Charakterystyka Królika

Moje zdjęcie
Elbląg, Warmińsko-Mazurskie, Poland
Jestem Żoną i Matką. Kolekcjonerem i Czytaczem. Budowniczym swojej małej rodziny. Mój MałżOn to odważny, lecz nico leniwy lew. Mój Syn to Mały leśny troll o najmądrzejszych oczach świata. Ja to Chaotyczny Królik, kobieta o wielkim sercu i duszy wielkości lalki Barbie. Sprzątam, gotuję i piszę, a przede wszystkim żyję! Oj, tak- żyję pełnią życia!!!
Pokazywanie postów oznaczonych etykietą Rollerblade Barbie. Pokaż wszystkie posty
Pokazywanie postów oznaczonych etykietą Rollerblade Barbie. Pokaż wszystkie posty

czwartek, 16 grudnia 2010

Odszczurzanie Barbary

Kiedy nabyłam moje pierwsze lalki, nie ukrywam, że chciałam je zwyczajnie sprzedać. Były to trzy "bidy", brudne, potargane. Przyniosłam "toto" do domu, umyłam, odziałam, ale nie potrafiłam uczesać. Nigdy nie miałam zapędów fryzjerskich, zbytnio nie czesałam moich lalek i nigdy nie przyszło mi do głowy żeby obcinać im włosy. Nie potrafiłam też dobrze rozczesać kołtunów, na głowach lalek. Szukałam informacji w internecie- nic!
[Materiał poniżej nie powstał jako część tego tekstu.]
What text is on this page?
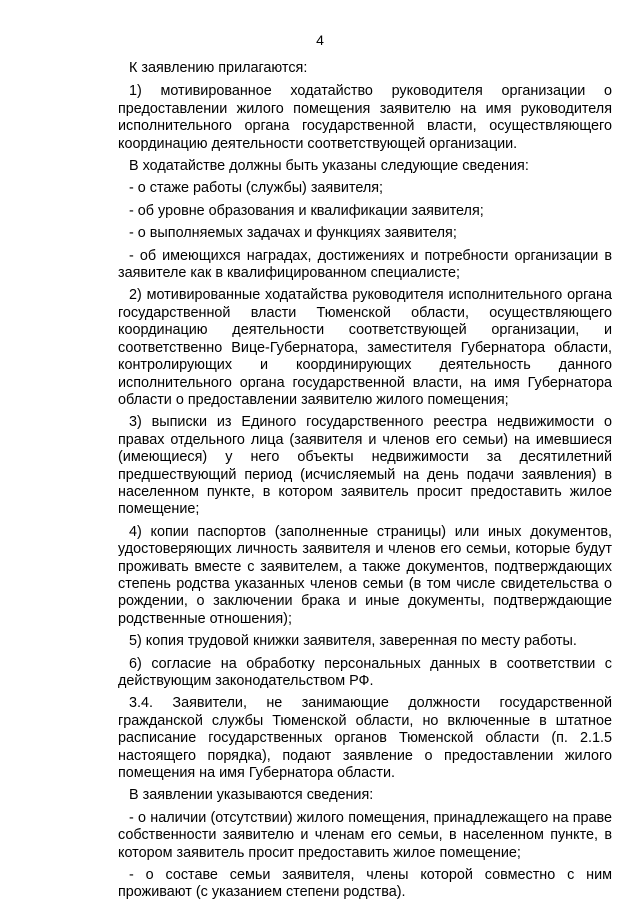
4

К заявлению прилагаются:

1) мотивированное ходатайство руководителя организации о предоставлении жилого помещения заявителю на имя руководителя исполнительного органа государственной власти, осуществляющего координацию деятельности соответствующей организации.

В ходатайстве должны быть указаны следующие сведения:

- о стаже работы (службы) заявителя;

- об уровне образования и квалификации заявителя;

- о выполняемых задачах и функциях заявителя;

- об имеющихся наградах, достижениях и потребности организации в заявителе как в квалифицированном специалисте;

2) мотивированные ходатайства руководителя исполнительного органа государственной власти Тюменской области, осуществляющего координацию деятельности соответствующей организации, и соответственно Вице-Губернатора, заместителя Губернатора области, контролирующих и координирующих деятельность данного исполнительного органа государственной власти, на имя Губернатора области о предоставлении заявителю жилого помещения;

3) выписки из Единого государственного реестра недвижимости о правах отдельного лица (заявителя и членов его семьи) на имевшиеся (имеющиеся) у него объекты недвижимости за десятилетний предшествующий период (исчисляемый на день подачи заявления) в населенном пункте, в котором заявитель просит предоставить жилое помещение;

4) копии паспортов (заполненные страницы) или иных документов, удостоверяющих личность заявителя и членов его семьи, которые будут проживать вместе с заявителем, а также документов, подтверждающих степень родства указанных членов семьи (в том числе свидетельства о рождении, о заключении брака и иные документы, подтверждающие родственные отношения);

5) копия трудовой книжки заявителя, заверенная по месту работы.

6) согласие на обработку персональных данных в соответствии с действующим законодательством РФ.

3.4. Заявители, не занимающие должности государственной гражданской службы Тюменской области, но включенные в штатное расписание государственных органов Тюменской области (п. 2.1.5 настоящего порядка), подают заявление о предоставлении жилого помещения на имя Губернатора области.

В заявлении указываются сведения:

- о наличии (отсутствии) жилого помещения, принадлежащего на праве собственности заявителю и членам его семьи, в населенном пункте, в котором заявитель просит предоставить жилое помещение;

- о составе семьи заявителя, члены которой совместно с ним проживают (с указанием степени родства).
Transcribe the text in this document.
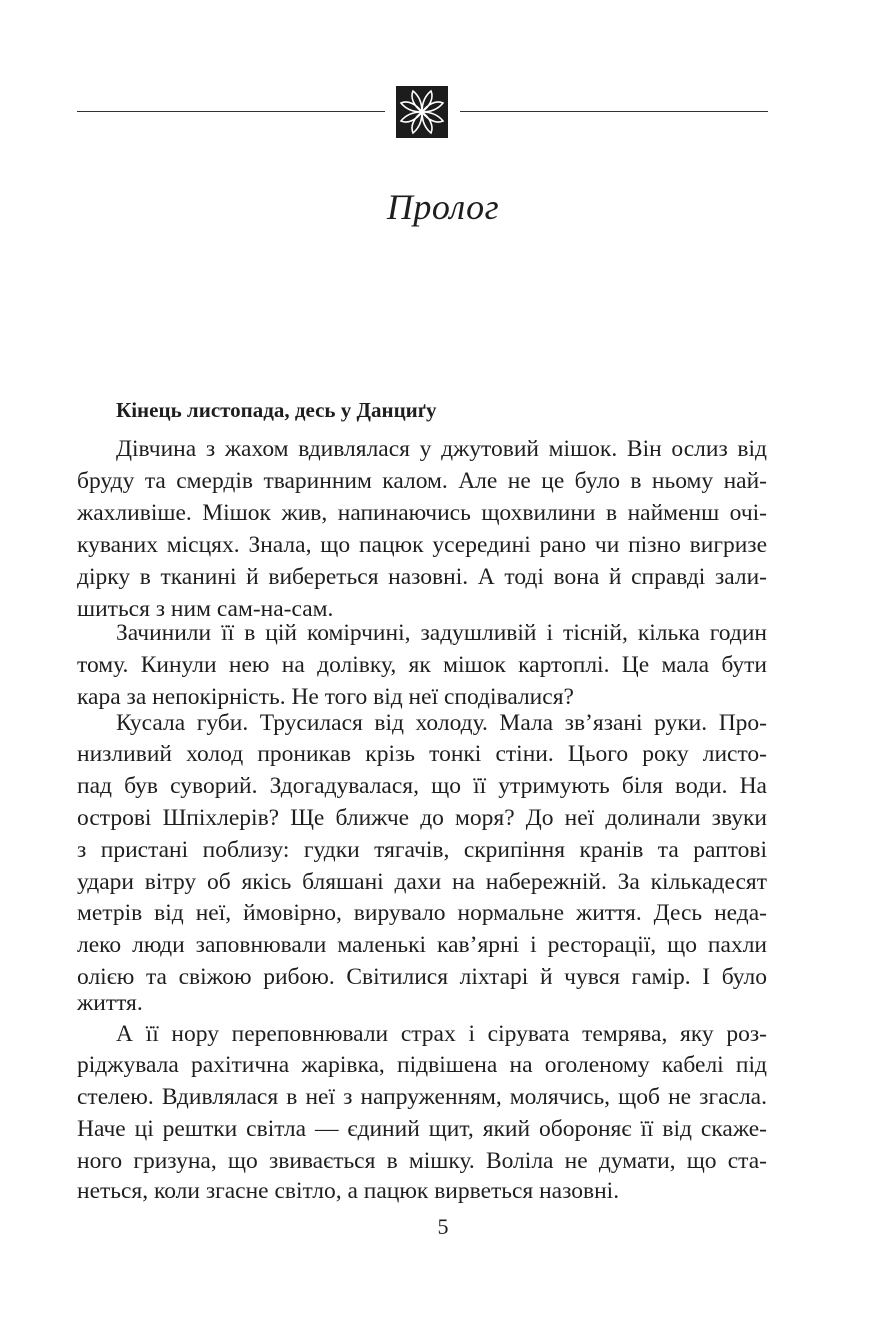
Пролог
Кінець листопада, десь у Данциґу
Дівчина з жахом вдивлялася у джутовий мішок. Він ослиз від
бруду та смердів тваринним калом. Але не це було в ньому най-
жахливіше. Мішок жив, напинаючись щохвилини в найменш очі-
куваних місцях. Знала, що пацюк усередині рано чи пізно вигризе
дірку в тканині й вибереться назовні. А тоді вона й справді зали-
шиться з ним сам-на-сам.
Зачинили її в цій комірчині, задушливій і тісній, кілька годин
тому. Кинули нею на долівку, як мішок картоплі. Це мала бути
кара за непокірність. Не того від неї сподівалися?
Кусала губи. Трусилася від холоду. Мала зв’язані руки. Про-
низливий холод проникав крізь тонкі стіни. Цього року листо-
пад був суворий. Здогадувалася, що її утримують біля води. На
острові Шпіхлерів? Ще ближче до моря? До неї долинали звуки
з пристані поблизу: гудки тягачів, скрипіння кранів та раптові
удари вітру об якісь бляшані дахи на набережній. За кількадесят
метрів від неї, ймовірно, вирувало нормальне життя. Десь неда-
леко люди заповнювали маленькі кав’ярні і ресторації, що пахли
олією та свіжою рибою. Світилися ліхтарі й чувся гамір. І було
життя.
А її нору переповнювали страх і сірувата темрява, яку роз-
ріджувала рахітична жарівка, підвішена на оголеному кабелі під
стелею. Вдивлялася в неї з напруженням, молячись, щоб не згасла.
Наче ці рештки світла — єдиний щит, який обороняє її від скаже-
ного гризуна, що звивається в мішку. Воліла не думати, що ста-
неться, коли згасне світло, а пацюк вирветься назовні.
5
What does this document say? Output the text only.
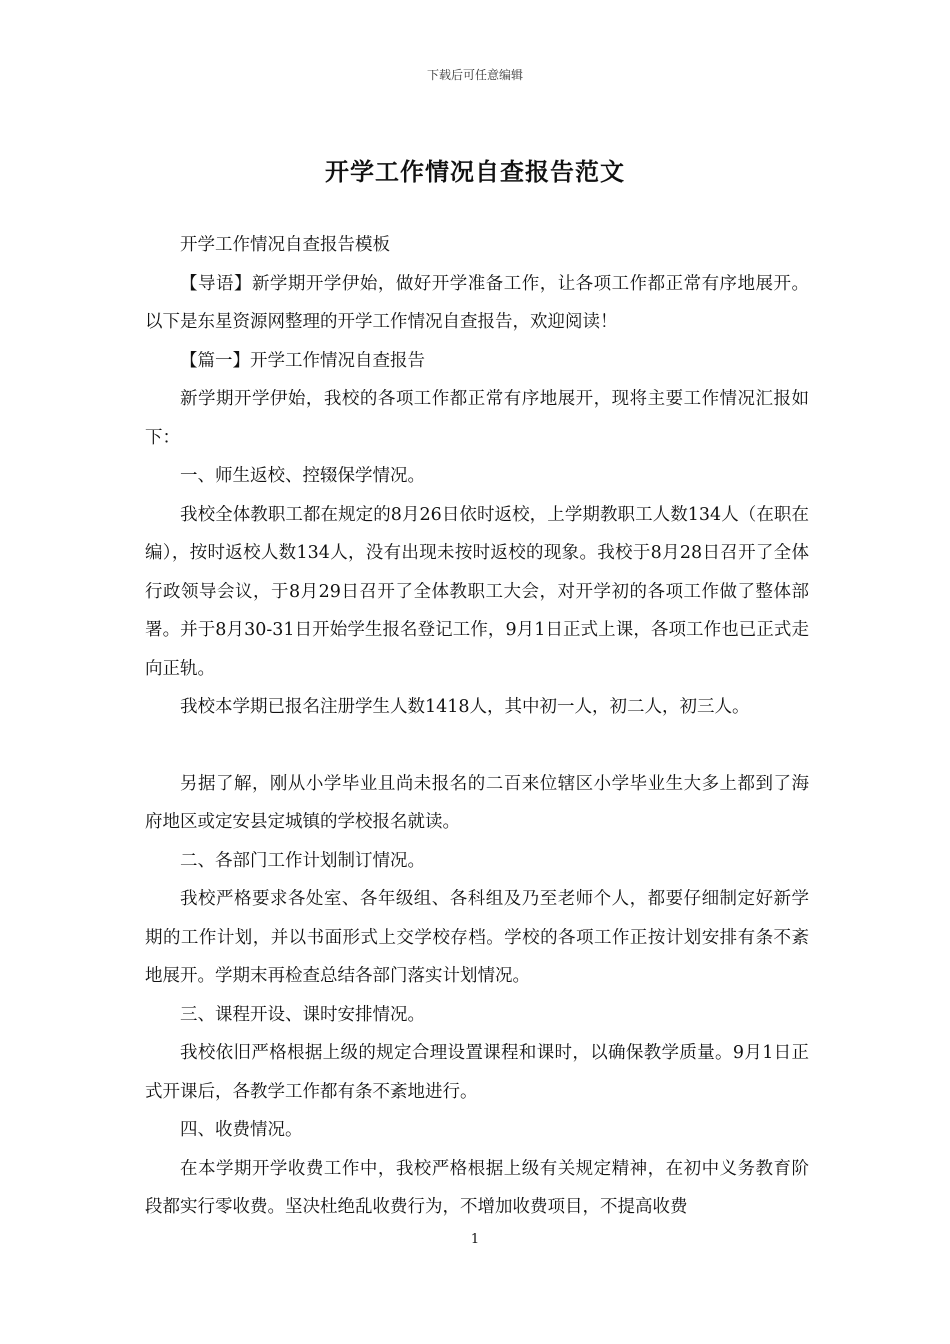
下载后可任意编辑
开学工作情况自查报告范文

开学工作情况自查报告模板

【导语】新学期开学伊始，做好开学准备工作，让各项工作都正常有序地展开。以下是东星资源网整理的开学工作情况自查报告，欢迎阅读！

【篇一】开学工作情况自查报告

新学期开学伊始，我校的各项工作都正常有序地展开，现将主要工作情况汇报如下：

一、师生返校、控辍保学情况。

我校全体教职工都在规定的8月26日依时返校，上学期教职工人数134人（在职在编），按时返校人数134人，没有出现未按时返校的现象。我校于8月28日召开了全体行政领导会议，于8月29日召开了全体教职工大会，对开学初的各项工作做了整体部署。并于8月30-31日开始学生报名登记工作，9月1日正式上课，各项工作也已正式走向正轨。

我校本学期已报名注册学生人数1418人，其中初一人，初二人，初三人。

另据了解，刚从小学毕业且尚未报名的二百来位辖区小学毕业生大多上都到了海府地区或定安县定城镇的学校报名就读。

二、各部门工作计划制订情况。

我校严格要求各处室、各年级组、各科组及乃至老师个人，都要仔细制定好新学期的工作计划，并以书面形式上交学校存档。学校的各项工作正按计划安排有条不紊地展开。学期末再检查总结各部门落实计划情况。

三、课程开设、课时安排情况。

我校依旧严格根据上级的规定合理设置课程和课时，以确保教学质量。9月1日正式开课后，各教学工作都有条不紊地进行。

四、收费情况。

在本学期开学收费工作中，我校严格根据上级有关规定精神，在初中义务教育阶段都实行零收费。坚决杜绝乱收费行为，不增加收费项目，不提高收费

1
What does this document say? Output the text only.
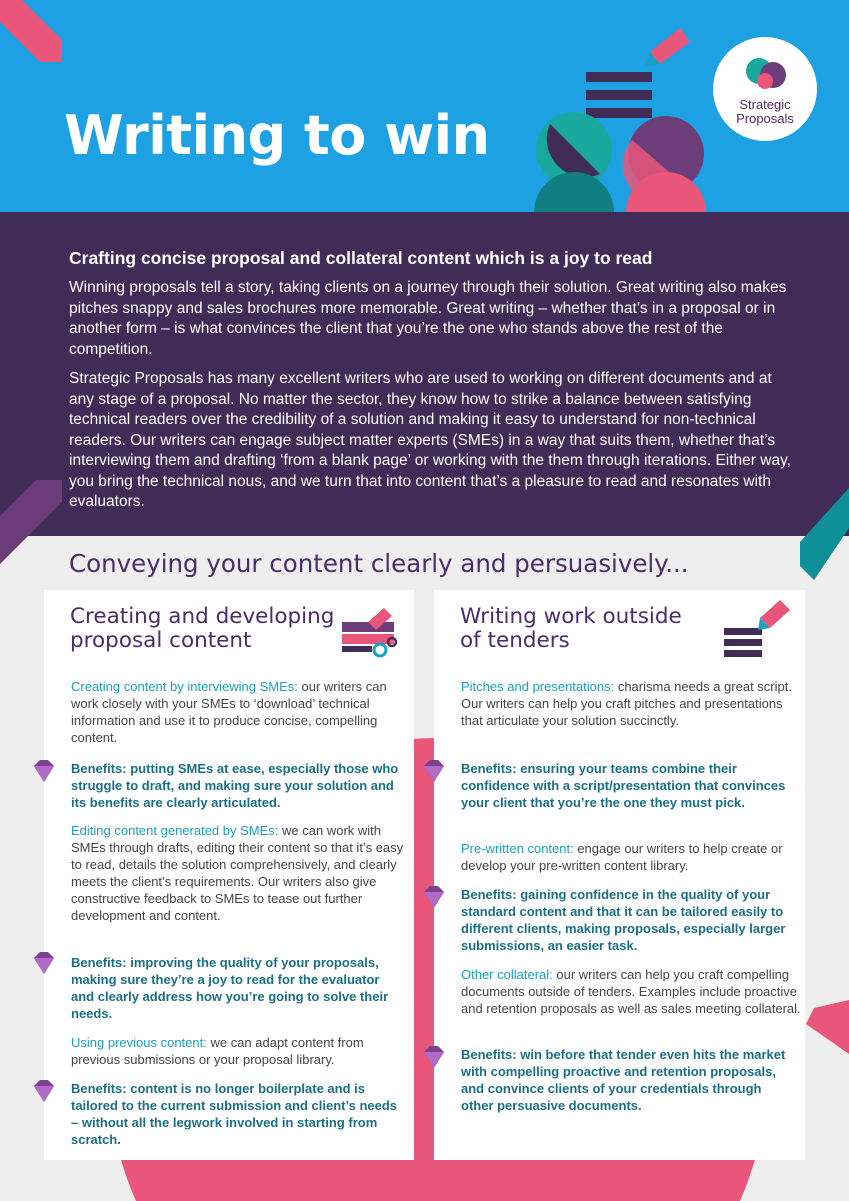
Writing to win	Strategic
Proposals
Crafting concise proposal and collateral content which is a joy to read
Winning proposals tell a story, taking clients on a journey through their solution. Great writing also makes pitches snappy and sales brochures more memorable. Great writing – whether that’s in a proposal or in another form – is what convinces the client that you’re the one who stands above the rest of the competition.
Strategic Proposals has many excellent writers who are used to working on different documents and at any stage of a proposal. No matter the sector, they know how to strike a balance between satisfying technical readers over the credibility of a solution and making it easy to understand for non-technical readers. Our writers can engage subject matter experts (SMEs) in a way that suits them, whether that’s interviewing them and drafting ‘from a blank page’ or working with the them through iterations. Either way, you bring the technical nous, and we turn that into content that’s a pleasure to read and resonates with evaluators.
Conveying your content clearly and persuasively...
Creating and developing
proposal content
Creating content by interviewing SMEs: our writers can work closely with your SMEs to ‘download’ technical information and use it to produce concise, compelling content.
Benefits: putting SMEs at ease, especially those who struggle to draft, and making sure your solution and its benefits are clearly articulated.
Editing content generated by SMEs: we can work with SMEs through drafts, editing their content so that it’s easy to read, details the solution comprehensively, and clearly meets the client’s requirements. Our writers also give constructive feedback to SMEs to tease out further development and content.
Benefits: improving the quality of your proposals, making sure they’re a joy to read for the evaluator and clearly address how you’re going to solve their needs.
Using previous content: we can adapt content from previous submissions or your proposal library.
Benefits: content is no longer boilerplate and is tailored to the current submission and client’s needs – without all the legwork involved in starting from scratch.
Writing work outside
of tenders
Pitches and presentations: charisma needs a great script. Our writers can help you craft pitches and presentations that articulate your solution succinctly.
Benefits: ensuring your teams combine their confidence with a script/presentation that convinces your client that you’re the one they must pick.
Pre-written content: engage our writers to help create or develop your pre-written content library.
Benefits: gaining confidence in the quality of your standard content and that it can be tailored easily to different clients, making proposals, especially larger submissions, an easier task.
Other collateral: our writers can help you craft compelling documents outside of tenders. Examples include proactive and retention proposals as well as sales meeting collateral.
Benefits: win before that tender even hits the market with compelling proactive and retention proposals, and convince clients of your credentials through other persuasive documents.
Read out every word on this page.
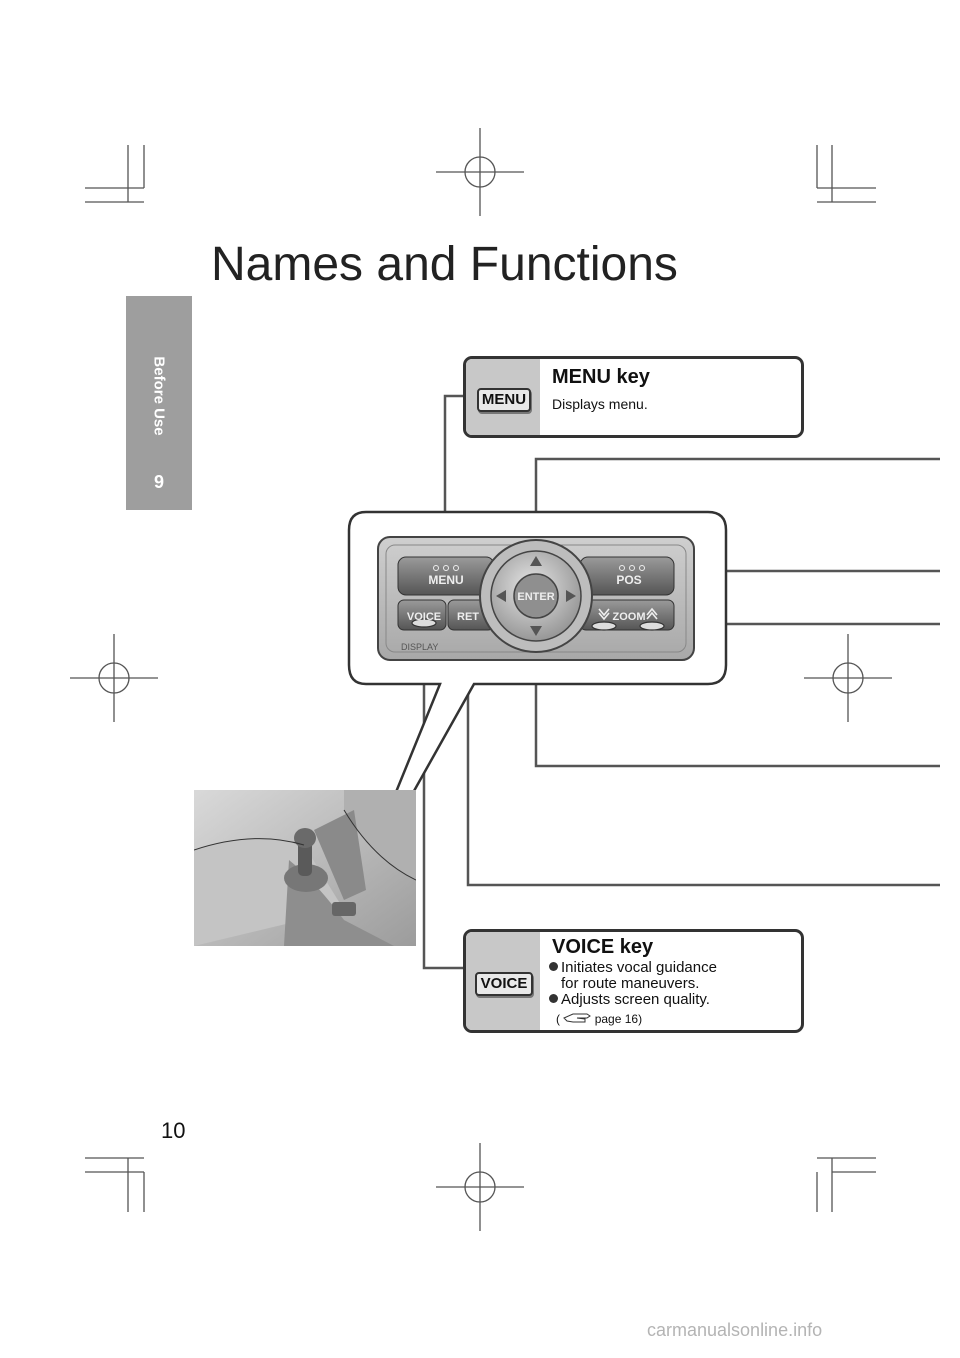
Before Use
9
Names and Functions
MENU
MENU key
Displays menu.
VOICE
VOICE key
Initiates vocal guidance
for route maneuvers.
Adjusts screen quality.
(	page 16)
MENU	POS
VOICE RET	ZOOM
ENTER
DISPLAY
10
carmanualsonline.info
Na zagranicznych forach- bariera językowa... Najczęściej myłam włosy i związywałam w aseksualną kitkę.
Dzisiaj Mili Państwo jestem ekspertem w dziedzinie Barbiowych kudłów. Przygotowałam mały tutorial, który w kilku prostych krokach pokaże jak z największego czupiradła zrobić znowu piękną księżniczkę.

OSTRZEGAM: Nie biorę odpowiedzialności za to, co stanie się z Waszymi lalkami!! Na moich lalkach metoda nie zawiodła :) I nie mam pojęcia czy Steffie i inne brzydkie siostry Kopciuszka nie wybuchają po takich zabiegach...

OSTRZEGAM PO RAZ DRUGI: Nie wiem jak te tortury znoszą nowsze lalki. Ja póki co męczę lalki o grubych włosach, porządne... a nie te księżniczko-syrenko-tancerki (tfu!)

A więc przedstawiam Państwu pierwszy poradnik pod tytułem: "Jak rozplątać Mattelowski węzeł, czyli szczotą po kudłach"

Na początek musimy dysponować odpowiednio pokudłanym obiektem, w moim przypadku będzie to Rollerblade Barbie z 1991 roku.



Jak widzimy pacjentka nie mogła się zdecydować na fryzurę i mając do dyspozycji kilka: Stóg Siana, Reagge Dredy i Trwałą a'la Społem- wybrała wszystkie.

Zaczynamy: w jakimś pojemniczku przygotowujemy roztwór 2:1 płynu do płukania tkanin.


Wersja dla chemicznych analfabetów: 2 części płynu 1 część wody.

W tej mieszaninie zanurzamy Barbarę po szyję...


... i zapominamy o niej na jakieś osiem godzin.
Spokojnie, Baśka to twarda babka, nie udusi się!!

Po upływie tego czasu, wyciągamy lalkę płuczemy włosy pod ciepłą wodą i myjemy szamponem.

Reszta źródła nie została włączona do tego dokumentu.